I grabbed the back of a chair and squeezed until my knuckles popped. “Darla, this is not the time for loyalty to her secrets. She’s been taken. We need all the details.”

She shook her head fiercely. “It wasn’t anything bad. It was just personal. Girl stuff. She—she’ll tell you herself, when you find her.”

I looked at the other two. Jonathan’s eyes were blazing. Alex looked like he’d already started planning a massacre.

I leaned in close to Darla. “Whatever she was embarrassed about, she won’t be if we don’t get her back. Please.”
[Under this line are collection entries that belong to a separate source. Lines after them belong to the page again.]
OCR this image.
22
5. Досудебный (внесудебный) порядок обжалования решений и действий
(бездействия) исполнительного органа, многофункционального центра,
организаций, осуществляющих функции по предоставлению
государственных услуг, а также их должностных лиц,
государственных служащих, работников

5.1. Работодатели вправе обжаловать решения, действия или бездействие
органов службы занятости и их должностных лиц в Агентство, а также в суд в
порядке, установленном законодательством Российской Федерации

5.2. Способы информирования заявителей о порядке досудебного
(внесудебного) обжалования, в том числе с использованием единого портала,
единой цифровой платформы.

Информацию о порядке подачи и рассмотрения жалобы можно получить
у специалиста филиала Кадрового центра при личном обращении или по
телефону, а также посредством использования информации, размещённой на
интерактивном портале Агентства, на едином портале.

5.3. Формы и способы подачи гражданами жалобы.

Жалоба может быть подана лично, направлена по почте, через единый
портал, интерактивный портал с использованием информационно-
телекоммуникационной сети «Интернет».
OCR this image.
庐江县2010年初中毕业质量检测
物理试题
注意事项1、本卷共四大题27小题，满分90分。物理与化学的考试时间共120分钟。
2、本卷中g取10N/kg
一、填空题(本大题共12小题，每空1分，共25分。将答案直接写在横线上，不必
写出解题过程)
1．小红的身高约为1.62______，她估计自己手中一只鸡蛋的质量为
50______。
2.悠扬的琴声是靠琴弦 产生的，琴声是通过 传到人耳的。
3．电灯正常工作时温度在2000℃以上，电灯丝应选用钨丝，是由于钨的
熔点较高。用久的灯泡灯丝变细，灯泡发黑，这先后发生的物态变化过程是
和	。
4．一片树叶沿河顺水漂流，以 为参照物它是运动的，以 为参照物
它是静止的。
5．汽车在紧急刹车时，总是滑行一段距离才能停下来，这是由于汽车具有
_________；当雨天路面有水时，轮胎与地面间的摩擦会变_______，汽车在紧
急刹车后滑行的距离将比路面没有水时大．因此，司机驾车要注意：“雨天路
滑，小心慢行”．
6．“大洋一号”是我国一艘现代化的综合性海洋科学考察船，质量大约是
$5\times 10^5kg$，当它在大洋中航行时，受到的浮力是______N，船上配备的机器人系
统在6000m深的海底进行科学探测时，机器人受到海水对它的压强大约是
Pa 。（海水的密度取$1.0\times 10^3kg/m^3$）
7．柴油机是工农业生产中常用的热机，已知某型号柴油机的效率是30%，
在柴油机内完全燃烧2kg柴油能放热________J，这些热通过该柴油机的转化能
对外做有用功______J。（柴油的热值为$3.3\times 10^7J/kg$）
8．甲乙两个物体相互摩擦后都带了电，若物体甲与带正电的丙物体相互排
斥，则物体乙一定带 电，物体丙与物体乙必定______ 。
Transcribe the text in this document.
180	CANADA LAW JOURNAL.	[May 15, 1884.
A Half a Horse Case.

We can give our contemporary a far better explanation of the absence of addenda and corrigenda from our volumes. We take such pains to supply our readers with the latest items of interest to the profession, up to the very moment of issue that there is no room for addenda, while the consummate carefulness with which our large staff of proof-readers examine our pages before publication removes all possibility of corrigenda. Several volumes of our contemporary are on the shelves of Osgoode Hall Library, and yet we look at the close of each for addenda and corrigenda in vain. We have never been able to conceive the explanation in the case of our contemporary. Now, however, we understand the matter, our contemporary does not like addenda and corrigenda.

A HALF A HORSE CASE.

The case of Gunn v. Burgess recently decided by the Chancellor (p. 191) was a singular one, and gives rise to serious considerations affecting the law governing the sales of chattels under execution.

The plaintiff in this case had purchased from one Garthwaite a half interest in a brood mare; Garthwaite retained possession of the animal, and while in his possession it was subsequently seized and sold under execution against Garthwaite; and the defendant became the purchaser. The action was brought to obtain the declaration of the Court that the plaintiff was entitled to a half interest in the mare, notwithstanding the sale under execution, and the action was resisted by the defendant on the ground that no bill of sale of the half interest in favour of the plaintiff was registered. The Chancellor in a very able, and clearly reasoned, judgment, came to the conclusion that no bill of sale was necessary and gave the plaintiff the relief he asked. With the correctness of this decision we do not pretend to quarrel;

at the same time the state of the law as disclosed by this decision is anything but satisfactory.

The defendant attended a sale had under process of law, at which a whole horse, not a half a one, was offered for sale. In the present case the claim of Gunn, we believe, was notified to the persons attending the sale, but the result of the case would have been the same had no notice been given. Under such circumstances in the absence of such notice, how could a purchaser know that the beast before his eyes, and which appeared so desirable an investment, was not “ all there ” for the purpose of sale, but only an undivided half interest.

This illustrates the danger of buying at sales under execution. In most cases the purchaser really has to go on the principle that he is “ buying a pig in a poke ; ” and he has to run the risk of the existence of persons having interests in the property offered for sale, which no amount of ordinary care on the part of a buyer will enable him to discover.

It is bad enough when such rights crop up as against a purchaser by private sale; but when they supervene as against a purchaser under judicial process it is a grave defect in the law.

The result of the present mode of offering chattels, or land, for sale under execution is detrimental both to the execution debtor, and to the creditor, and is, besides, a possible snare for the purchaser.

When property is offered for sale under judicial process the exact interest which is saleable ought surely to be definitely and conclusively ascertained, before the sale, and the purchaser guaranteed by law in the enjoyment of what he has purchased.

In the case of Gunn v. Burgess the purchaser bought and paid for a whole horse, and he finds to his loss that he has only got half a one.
Her lips trembled—but she stayed silent.

She wasn’t cracking.

And honestly? I respected the hell out of it. Frankie trusted her, and Darla wasn’t going to betray that.

But god, it made the fear clawing my insides ten times worse.

Jonathan stood abruptly, pacing a short line across the room. “They’re using her to get to us. To me.” His voice darkened. “I should’ve seen this coming.”

Alex’s jaw flexed. “We don’t negotiate.”

“Not when it’s her,” I snapped. “We’re not risking Frankie. Not now, not ever.”

Jonathan nodded once, sharply. “Then we find them. Fast.”

The three of us shared a look—the kind that meant war.

Frankie was ours. Our responsibility. Our girl.

And someone had stolen her from us.

Alex slid his gun from its holster, checking the chamber with a metallic click that rang like a promise.

Jonathan straightened, all traces of grief and exhaustion burned away by pure rage. “We tear the city apart.”

I cracked my knuckles, adrenaline flooding hot and vicious through my veins. “And when we find whoever did this?”

Alex gave a cold, humorless smile. “They’ll beg us to kill them quickly.”

We didn’t waste another second.

Frankie was out there, and we would burn the world down to bring her back home with us where she belonged.